Zombies don't have to be fast. It's a fun novelty sometimes, sure. But the essence of zombies as a horror subgenre is best expressed as a feeling of creeping dread, the idea that something horrible is coming and there's nothing you can do to stop it. Executed properly, the slowness can actually enhance the terror, letting it sink into the viewer's bones over long, breathless seconds. In this specific aspect, "Handling the Undead" is a great zombie film.
The official synopsis for Norwegian director Thea Hvistendahl's feature debut describes it as a "drama with horror elements," which is accurate; even when the movie indulges in classic horror scenarios—an isolated cabin, a woman skinny-dipping in a lake—it does so in its own restrained, mournful way. Built around three interwoven storylines, the film comprises a series of hushed tableaus that are tastefully composed and elegantly shot. There's very little dialogue, and everything is bathed in an overcast gray light.
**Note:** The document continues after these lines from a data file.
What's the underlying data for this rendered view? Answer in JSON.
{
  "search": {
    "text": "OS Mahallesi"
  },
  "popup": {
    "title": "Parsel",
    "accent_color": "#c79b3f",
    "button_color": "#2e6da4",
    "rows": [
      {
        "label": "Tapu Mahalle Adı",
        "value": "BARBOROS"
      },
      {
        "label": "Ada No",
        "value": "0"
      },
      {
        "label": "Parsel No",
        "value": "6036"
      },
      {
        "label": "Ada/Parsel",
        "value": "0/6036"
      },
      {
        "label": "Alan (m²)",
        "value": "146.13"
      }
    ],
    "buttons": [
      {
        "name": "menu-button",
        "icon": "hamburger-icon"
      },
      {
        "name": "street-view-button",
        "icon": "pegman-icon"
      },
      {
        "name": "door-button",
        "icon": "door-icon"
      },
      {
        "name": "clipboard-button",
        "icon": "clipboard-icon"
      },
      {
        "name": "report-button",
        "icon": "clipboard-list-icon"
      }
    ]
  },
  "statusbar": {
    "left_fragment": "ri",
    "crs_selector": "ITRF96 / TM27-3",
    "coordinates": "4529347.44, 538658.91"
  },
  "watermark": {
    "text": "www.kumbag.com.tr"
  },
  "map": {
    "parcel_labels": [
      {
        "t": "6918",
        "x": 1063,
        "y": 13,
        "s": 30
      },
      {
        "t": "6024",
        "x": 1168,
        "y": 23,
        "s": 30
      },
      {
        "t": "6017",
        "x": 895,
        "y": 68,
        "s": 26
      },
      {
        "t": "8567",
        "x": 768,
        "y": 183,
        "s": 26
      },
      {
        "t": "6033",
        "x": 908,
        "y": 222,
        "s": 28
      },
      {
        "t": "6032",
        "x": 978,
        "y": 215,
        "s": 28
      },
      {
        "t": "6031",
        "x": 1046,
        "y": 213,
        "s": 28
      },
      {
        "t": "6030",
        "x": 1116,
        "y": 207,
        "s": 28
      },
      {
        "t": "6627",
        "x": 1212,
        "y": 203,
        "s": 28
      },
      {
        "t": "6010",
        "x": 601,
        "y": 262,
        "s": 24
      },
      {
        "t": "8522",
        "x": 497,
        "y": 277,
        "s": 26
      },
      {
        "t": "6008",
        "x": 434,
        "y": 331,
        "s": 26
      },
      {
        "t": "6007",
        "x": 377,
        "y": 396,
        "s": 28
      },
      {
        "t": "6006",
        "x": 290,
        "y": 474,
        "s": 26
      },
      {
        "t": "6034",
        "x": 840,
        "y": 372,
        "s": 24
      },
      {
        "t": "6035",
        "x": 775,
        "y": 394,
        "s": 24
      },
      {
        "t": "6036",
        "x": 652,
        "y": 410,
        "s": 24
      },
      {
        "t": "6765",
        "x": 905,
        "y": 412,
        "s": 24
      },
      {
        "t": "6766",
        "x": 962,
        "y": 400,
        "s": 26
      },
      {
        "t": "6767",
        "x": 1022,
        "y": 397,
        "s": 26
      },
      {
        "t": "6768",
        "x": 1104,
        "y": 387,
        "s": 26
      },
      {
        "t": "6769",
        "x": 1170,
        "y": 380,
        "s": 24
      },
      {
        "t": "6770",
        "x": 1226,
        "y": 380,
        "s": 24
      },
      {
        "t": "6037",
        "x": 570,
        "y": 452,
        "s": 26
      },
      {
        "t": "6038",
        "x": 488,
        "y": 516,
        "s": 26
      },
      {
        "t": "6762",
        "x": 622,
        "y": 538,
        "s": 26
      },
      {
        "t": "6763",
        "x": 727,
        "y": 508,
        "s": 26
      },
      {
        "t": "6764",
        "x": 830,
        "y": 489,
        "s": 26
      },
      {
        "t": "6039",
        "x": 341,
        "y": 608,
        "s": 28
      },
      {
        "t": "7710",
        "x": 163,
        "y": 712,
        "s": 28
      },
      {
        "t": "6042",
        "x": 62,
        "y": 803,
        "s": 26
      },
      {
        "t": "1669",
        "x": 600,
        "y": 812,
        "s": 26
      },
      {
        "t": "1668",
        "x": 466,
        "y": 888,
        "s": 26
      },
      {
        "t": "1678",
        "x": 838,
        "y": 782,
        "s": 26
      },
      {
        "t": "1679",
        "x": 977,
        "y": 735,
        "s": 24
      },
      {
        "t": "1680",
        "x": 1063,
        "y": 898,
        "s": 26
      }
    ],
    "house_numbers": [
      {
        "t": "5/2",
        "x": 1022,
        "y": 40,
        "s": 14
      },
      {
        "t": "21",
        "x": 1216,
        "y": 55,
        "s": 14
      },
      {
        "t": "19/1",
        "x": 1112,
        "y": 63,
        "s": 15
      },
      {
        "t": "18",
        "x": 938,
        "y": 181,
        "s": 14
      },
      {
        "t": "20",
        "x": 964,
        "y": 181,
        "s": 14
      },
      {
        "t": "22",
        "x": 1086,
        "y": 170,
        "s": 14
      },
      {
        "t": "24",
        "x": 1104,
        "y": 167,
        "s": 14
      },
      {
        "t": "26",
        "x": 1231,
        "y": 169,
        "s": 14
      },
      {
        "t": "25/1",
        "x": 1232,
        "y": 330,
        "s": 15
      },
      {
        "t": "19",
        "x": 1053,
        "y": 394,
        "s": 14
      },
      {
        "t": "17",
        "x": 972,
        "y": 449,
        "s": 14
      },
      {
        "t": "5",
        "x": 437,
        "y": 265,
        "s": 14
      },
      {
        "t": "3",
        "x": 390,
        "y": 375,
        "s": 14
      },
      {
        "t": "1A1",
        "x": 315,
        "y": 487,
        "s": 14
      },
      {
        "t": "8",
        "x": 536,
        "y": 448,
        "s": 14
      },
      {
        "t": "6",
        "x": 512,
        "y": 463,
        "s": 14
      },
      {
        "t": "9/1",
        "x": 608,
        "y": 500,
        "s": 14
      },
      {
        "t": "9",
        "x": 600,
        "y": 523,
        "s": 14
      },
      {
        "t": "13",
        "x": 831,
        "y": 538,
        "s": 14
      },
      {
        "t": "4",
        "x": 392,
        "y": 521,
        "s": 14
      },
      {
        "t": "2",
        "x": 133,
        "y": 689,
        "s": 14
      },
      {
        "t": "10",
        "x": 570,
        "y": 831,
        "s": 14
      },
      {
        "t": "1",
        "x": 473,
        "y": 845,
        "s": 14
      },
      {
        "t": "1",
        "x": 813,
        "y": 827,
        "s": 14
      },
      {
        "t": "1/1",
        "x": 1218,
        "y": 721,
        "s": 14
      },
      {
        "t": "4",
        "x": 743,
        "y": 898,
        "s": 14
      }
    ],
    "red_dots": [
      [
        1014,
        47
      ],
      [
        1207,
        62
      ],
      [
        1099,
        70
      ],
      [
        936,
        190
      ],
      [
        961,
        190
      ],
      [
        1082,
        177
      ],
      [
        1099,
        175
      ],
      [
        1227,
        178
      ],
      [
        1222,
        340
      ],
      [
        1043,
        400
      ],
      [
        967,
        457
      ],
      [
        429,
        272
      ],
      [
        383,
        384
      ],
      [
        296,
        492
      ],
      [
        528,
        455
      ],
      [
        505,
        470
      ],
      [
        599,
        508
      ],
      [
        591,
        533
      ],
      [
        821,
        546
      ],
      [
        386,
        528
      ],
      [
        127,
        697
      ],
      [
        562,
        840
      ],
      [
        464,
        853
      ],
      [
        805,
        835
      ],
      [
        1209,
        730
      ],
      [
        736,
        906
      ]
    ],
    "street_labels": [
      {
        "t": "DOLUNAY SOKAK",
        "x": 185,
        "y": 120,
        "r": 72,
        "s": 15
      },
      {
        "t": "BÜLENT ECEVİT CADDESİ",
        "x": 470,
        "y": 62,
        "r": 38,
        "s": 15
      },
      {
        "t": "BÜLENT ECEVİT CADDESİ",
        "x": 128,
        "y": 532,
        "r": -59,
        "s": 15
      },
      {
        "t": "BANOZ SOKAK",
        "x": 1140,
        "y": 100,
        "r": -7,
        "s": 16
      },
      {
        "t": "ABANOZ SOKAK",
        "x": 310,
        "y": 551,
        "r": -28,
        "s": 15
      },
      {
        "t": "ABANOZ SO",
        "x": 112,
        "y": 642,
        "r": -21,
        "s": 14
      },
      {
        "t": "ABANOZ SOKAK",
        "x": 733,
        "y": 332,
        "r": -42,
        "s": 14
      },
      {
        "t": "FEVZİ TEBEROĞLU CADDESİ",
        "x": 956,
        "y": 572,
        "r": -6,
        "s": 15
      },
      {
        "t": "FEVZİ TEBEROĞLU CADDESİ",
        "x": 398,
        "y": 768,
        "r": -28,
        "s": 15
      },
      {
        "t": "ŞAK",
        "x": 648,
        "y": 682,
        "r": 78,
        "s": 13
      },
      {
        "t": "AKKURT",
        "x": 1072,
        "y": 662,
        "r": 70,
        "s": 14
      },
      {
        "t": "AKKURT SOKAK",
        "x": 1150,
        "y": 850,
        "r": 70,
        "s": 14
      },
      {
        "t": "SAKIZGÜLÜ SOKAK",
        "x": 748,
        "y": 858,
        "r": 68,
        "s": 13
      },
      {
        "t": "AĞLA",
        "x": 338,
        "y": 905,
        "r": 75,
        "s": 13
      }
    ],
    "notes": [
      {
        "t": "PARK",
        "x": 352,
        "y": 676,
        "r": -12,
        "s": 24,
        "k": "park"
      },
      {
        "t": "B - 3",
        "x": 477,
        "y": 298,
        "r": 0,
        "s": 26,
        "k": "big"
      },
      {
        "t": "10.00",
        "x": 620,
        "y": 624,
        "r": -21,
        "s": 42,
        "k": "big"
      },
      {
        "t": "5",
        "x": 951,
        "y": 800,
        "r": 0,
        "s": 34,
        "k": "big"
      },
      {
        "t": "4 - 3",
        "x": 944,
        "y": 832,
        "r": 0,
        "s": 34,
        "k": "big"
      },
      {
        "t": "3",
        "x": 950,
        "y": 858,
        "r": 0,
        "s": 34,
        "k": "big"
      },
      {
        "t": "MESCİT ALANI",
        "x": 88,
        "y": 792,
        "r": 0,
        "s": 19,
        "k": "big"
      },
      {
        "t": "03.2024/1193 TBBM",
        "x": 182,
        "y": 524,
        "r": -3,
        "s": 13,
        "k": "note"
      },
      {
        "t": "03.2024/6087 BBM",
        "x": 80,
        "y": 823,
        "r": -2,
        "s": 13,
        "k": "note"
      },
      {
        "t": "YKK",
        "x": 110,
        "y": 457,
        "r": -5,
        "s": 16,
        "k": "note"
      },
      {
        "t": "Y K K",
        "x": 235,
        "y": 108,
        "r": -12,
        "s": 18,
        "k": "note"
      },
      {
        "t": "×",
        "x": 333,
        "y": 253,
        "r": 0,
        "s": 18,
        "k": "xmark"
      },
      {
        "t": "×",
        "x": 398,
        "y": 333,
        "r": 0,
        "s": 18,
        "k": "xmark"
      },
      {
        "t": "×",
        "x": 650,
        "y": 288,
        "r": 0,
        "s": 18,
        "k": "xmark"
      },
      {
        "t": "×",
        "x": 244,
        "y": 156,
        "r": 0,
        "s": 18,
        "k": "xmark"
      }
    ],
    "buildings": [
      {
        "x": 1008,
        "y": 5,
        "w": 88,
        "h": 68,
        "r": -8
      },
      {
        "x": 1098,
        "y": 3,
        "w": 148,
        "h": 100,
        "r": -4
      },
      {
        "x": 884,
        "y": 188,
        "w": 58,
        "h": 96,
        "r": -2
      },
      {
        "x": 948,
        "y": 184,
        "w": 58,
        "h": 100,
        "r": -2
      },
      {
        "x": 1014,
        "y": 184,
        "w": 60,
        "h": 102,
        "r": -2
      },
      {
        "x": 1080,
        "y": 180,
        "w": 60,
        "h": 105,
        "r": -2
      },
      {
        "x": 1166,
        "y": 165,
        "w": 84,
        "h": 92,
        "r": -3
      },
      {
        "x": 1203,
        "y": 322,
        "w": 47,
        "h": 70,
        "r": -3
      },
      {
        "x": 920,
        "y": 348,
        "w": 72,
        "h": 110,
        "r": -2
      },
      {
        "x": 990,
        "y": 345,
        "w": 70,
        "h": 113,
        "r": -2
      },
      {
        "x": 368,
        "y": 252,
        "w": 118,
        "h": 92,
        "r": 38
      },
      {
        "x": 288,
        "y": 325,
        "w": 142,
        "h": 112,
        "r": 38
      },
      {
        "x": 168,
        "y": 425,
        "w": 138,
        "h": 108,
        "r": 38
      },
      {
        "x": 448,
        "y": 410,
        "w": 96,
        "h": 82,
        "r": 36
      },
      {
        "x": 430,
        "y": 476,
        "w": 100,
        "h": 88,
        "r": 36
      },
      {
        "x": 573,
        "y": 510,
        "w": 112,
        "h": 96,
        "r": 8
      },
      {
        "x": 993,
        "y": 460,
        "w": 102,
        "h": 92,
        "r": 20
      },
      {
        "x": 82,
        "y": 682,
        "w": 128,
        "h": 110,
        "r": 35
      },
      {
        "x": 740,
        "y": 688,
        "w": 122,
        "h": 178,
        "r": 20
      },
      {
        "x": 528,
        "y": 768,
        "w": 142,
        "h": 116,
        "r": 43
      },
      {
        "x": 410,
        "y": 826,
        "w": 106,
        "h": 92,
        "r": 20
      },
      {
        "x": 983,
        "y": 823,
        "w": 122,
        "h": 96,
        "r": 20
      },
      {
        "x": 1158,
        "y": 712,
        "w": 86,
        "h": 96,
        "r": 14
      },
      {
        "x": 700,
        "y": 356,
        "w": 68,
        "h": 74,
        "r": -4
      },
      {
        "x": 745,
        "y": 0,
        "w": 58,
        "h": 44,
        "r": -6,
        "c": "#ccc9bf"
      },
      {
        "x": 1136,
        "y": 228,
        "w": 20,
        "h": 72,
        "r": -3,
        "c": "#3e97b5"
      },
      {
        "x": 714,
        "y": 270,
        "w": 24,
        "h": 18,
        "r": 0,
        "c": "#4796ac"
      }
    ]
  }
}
The understated filmmaking fits the intriguing premise: What would realistically happen if the dead started coming back to life? "Handling the Undead" is based on a novel by John Ajvide Lindqvist, whose "Let the Right One In" and "Border" take a similarly grounded approach to their supernatural elements. The reactions of the characters to the freak electromagnetic event—portrayed here as a power surge that fills radio waves with static and interrupts the fight patterns of migrating birds—that returns their recently deceased loved ones to them are realistic as well.
That is to say that they're sad, desperate, and irrational. When Mahler (Bjørn Sundquist) hears his dead grandson banging on the lid of his coffin, he doesn't scream. He fetches a shovel and digs the boy up. When Elisabet (Olga Damani) gets out of her casket and wanders home to her partner Tora (Bente Børsum), Tora is shocked but happy to see her. And David (Anders Danielsen Lie) is confused when a doctor tells him that his girlfriend Eva (Bahar Pars) was dead, but now she isn't. But he chooses to latch onto the hopeful part of the doctor's statement, not the disturbing one.
Add "The Worst Person in the World" star Renate Reinsve as the despondent mother of the undead boy, and you've got a symphony of frozen grief and false hope playing out over 97 somber minutes. As an audience, we know that the characters' optimism is doomed. We've seen one of these movies before. That lends a heartbreaking sadness to scenes where characters embrace their dead loved ones, whose appearances range from slightly "off" (Elisabet's back is purple, from her blood pooling as she laid in her coffin) to full-on zombie makeup in the style of a George Romero film.
Thanks to all this brittle emotion, Hvistendahl's film is absorbing, even captivating at times. But it moves at a pace that can be charitably described as "measured." (The uncharitable word is "sluggish.") This works to its advantage when creating tension—Hvistendahl gets a lot of anticipatory mileage out of static shots of dark hallways—but it can also test the patience of even the most invested viewer in scenes where the tone doesn't click. Thankfully, these moments are rare enough that they don't completely break the tonal spell Hvistendahl has worked so hard to cast over her film. But given how slow the movie is in general, they're also missteps that "Handling the Undead" can't afford to make. This is one zombie movie you don't want to watch after midnight.